中学受験の頂点校の合格実績は要注意です。

早稲アカと四谷大塚の合格実績カウント方式が頂点校の合格実績数値をややこしくしています。

 

 

■ややこしいポイント

1、四谷大塚の発表する合格実績は四谷大塚準拠塾の合格実績を合算している。

2、早稲田アカデミーは四谷大塚準拠塾である。

3、早稲田アカデミー主催の特別コースであるNNコースに参加している生徒の合格を早稲田アカデミーは自社の合格実績としてカウントをしている。

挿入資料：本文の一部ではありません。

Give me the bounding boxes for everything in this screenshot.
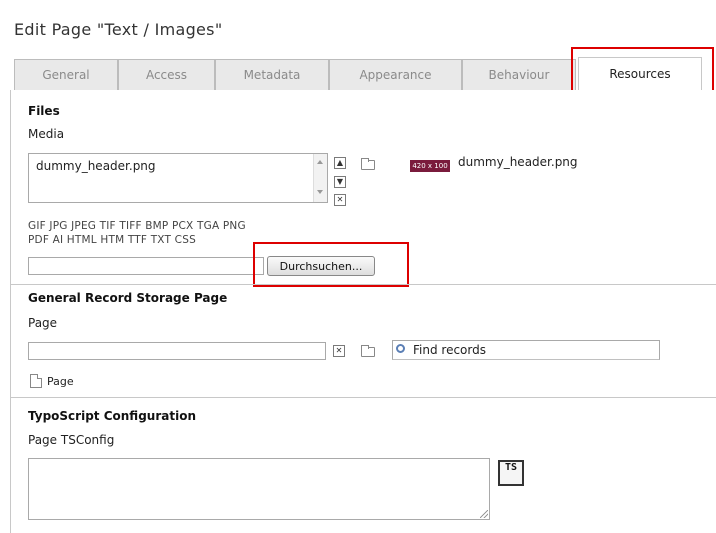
page-title: Edit Page "Text / Images"	[14, 20, 223, 39]
preview-filename: dummy_header.png	[458, 155, 578, 169]
scroll-down-icon[interactable]	[317, 190, 323, 194]
browse-folder-icon[interactable]	[361, 158, 375, 170]
media-file-item[interactable]: dummy_header.png	[36, 159, 156, 173]
remove-icon[interactable]: ✕	[334, 194, 346, 206]
media-scrollbar[interactable]	[313, 154, 327, 202]
section-divider	[10, 284, 716, 285]
storage-folder-icon[interactable]	[361, 345, 375, 357]
tab-appearance[interactable]: Appearance	[329, 59, 462, 90]
section-title-storage: General Record Storage Page	[28, 291, 228, 305]
search-icon	[396, 344, 405, 353]
page-label: Page	[28, 316, 58, 330]
section-divider	[10, 397, 716, 398]
find-records-placeholder: Find records	[413, 343, 486, 357]
media-file-list[interactable]: dummy_header.png	[28, 153, 328, 203]
typoscript-reference-icon[interactable]: TS	[498, 460, 524, 486]
image-size-badge: 420 x 100	[410, 160, 450, 172]
section-title-files: Files	[28, 104, 60, 118]
file-upload-input[interactable]	[28, 257, 264, 275]
tab-behaviour[interactable]: Behaviour	[462, 59, 576, 90]
page-icon	[30, 374, 42, 388]
section-title-typoscript: TypoScript Configuration	[28, 409, 196, 423]
page-item-label[interactable]: Page	[47, 375, 74, 388]
tab-metadata[interactable]: Metadata	[215, 59, 329, 90]
move-up-icon[interactable]: ▲	[334, 157, 346, 169]
move-down-icon[interactable]: ▼	[334, 176, 346, 188]
resize-handle-icon[interactable]	[480, 510, 488, 518]
media-label: Media	[28, 127, 65, 141]
tsconfig-textarea[interactable]	[28, 458, 490, 520]
browse-highlight-box	[253, 242, 409, 287]
find-records-input[interactable]: Find records	[392, 340, 660, 360]
scroll-up-icon[interactable]	[317, 160, 323, 164]
allowed-formats-line-2: PDF AI HTML HTM TTF TXT CSS	[28, 234, 196, 246]
storage-page-input[interactable]	[28, 342, 326, 360]
allowed-formats-line-1: GIF JPG JPEG TIF TIFF BMP PCX TGA PNG	[28, 220, 246, 232]
tsconfig-label: Page TSConfig	[28, 433, 115, 447]
clear-icon[interactable]: ✕	[333, 345, 345, 357]
tab-general[interactable]: General	[14, 59, 118, 90]
tab-access[interactable]: Access	[118, 59, 215, 90]
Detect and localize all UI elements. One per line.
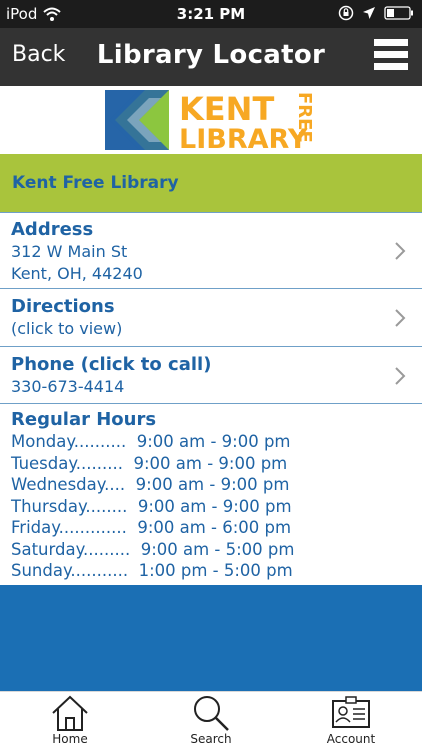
directions-title: Directions [11, 296, 115, 317]
tab-account-label: Account [326, 732, 376, 746]
directions-hint: (click to view) [11, 319, 123, 338]
directions-row[interactable]: Directions (click to view) [0, 288, 422, 346]
hours-line: Tuesday......... 9:00 am - 9:00 pm [11, 454, 288, 473]
id-card-icon [332, 696, 370, 728]
logo-library-text: LIBRARY [179, 124, 308, 150]
hours-line: Sunday........... 1:00 pm - 5:00 pm [11, 561, 293, 580]
footer-band [0, 585, 422, 691]
status-bar: iPod 3:21 PM [0, 0, 422, 28]
hours-line: Saturday......... 9:00 am - 5:00 pm [11, 540, 295, 559]
hours-line: Thursday........ 9:00 am - 9:00 pm [11, 497, 292, 516]
tab-home[interactable]: Home [20, 692, 120, 750]
address-row[interactable]: Address 312 W Main St Kent, OH, 44240 [0, 212, 422, 288]
battery-icon [384, 6, 413, 20]
status-right [338, 5, 414, 21]
logo-free-text: FREE [294, 92, 315, 143]
kent-free-library-logo: KENT LIBRARY FREE [105, 90, 315, 150]
phone-number: 330-673-4414 [11, 377, 125, 396]
hours-line: Wednesday.... 9:00 am - 9:00 pm [11, 475, 290, 494]
chevron-right-icon [395, 309, 406, 327]
chevron-right-icon [395, 242, 406, 260]
orientation-lock-icon [338, 5, 354, 21]
address-line-1: 312 W Main St [11, 242, 128, 261]
tab-home-label: Home [52, 732, 88, 746]
nav-bar: Back Library Locator [0, 28, 422, 86]
hamburger-line [374, 63, 408, 70]
address-title: Address [11, 219, 94, 240]
location-icon [363, 7, 375, 19]
tab-bar: Home Search Account [0, 691, 422, 750]
logo-kent-text: KENT [179, 90, 274, 128]
home-icon [52, 695, 88, 731]
phone-row[interactable]: Phone (click to call) 330-673-4414 [0, 346, 422, 403]
hours-title: Regular Hours [11, 409, 157, 430]
library-header: Kent Free Library [0, 154, 422, 212]
library-name: Kent Free Library [12, 173, 179, 193]
hours-line: Friday............. 9:00 am - 6:00 pm [11, 518, 292, 537]
hamburger-line [374, 51, 408, 58]
tab-account[interactable]: Account [301, 692, 401, 750]
search-icon [194, 696, 229, 731]
hours-section: Regular Hours Monday.......... 9:00 am -… [0, 403, 422, 585]
page-title: Library Locator [96, 40, 326, 70]
hamburger-icon [374, 39, 408, 46]
address-line-2: Kent, OH, 44240 [11, 264, 143, 283]
chevron-right-icon [395, 367, 406, 385]
hours-line: Monday.......... 9:00 am - 9:00 pm [11, 432, 291, 451]
hamburger-menu-button[interactable] [374, 39, 408, 75]
tab-search[interactable]: Search [161, 692, 261, 750]
phone-title: Phone (click to call) [11, 354, 212, 375]
logo-area: KENT LIBRARY FREE [0, 86, 422, 154]
tab-search-label: Search [190, 732, 232, 746]
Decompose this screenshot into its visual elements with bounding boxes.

4、早稲アカのNNには他社の生徒も多数参加している。

5、早稲アカNNに参加している生徒のうち、四谷大塚準拠でない他塾から参加している生徒の合格は四谷大塚の合格実績には含まない。


まあ、ぶっちゃけると早稲アカのNN参加者の合格実績を早稲アカが自塾の合格実績としてカウントしているので頂点校の合格実績に重複が起きまくっているということです。NNコースは「四谷大塚のカリキュラム、教材を使わずに運営しているので自塾の合格実績にはカウントするが、四谷大塚の合格実績には含まない」という方式も状況をさらに複雑にしています。

そして、SAPIXの在籍生のなかでも早稲アカのNNに通っている子が一定数いますので、もう重複が起きまくりということになります。


このNNですが、設置は

男子御三家(開成、麻布、武蔵)

女子御三家(櫻イン、女子学院、フタバ)

駒場東邦、早稲田中、早実、早大学院

慶応普通部、渋谷幕張中

での設置をされていますので、これらの学校の合格実績をみるときは「早稲アカのNNで重複が起こっていること」を前提に判断をした方がよいでしょう。

※重複カウント自体は法律的に責められるような行為ではないことは改めて述べておきます。


個人的にはきちんと成績を上げられて、合格がさせられるならこんなややこしいカウント方式などする必要はないと思っていますが、あくまでも個人的な見解です。


■2022年開成中の事例で検証

学校発表合格者数 416名

大手学習塾発表合格者数 570名

SAPIX 282

早稲アカ 114

四谷大塚 106

日能研  42

グノーブル 16

とここまでのデータでも150名の重複カウントが起きていることはお分かりだと思います。


私がもし、開成を狙えるような子の保護者なら他社と重複をしているかも知れない塾よりは、確実に自塾で合格を出している塾を選ぶかなと思います。私なら頂点校の受験ならSAPIX一択です。通える範囲にSAPIXがなければ、日能研かグノーブルですかね。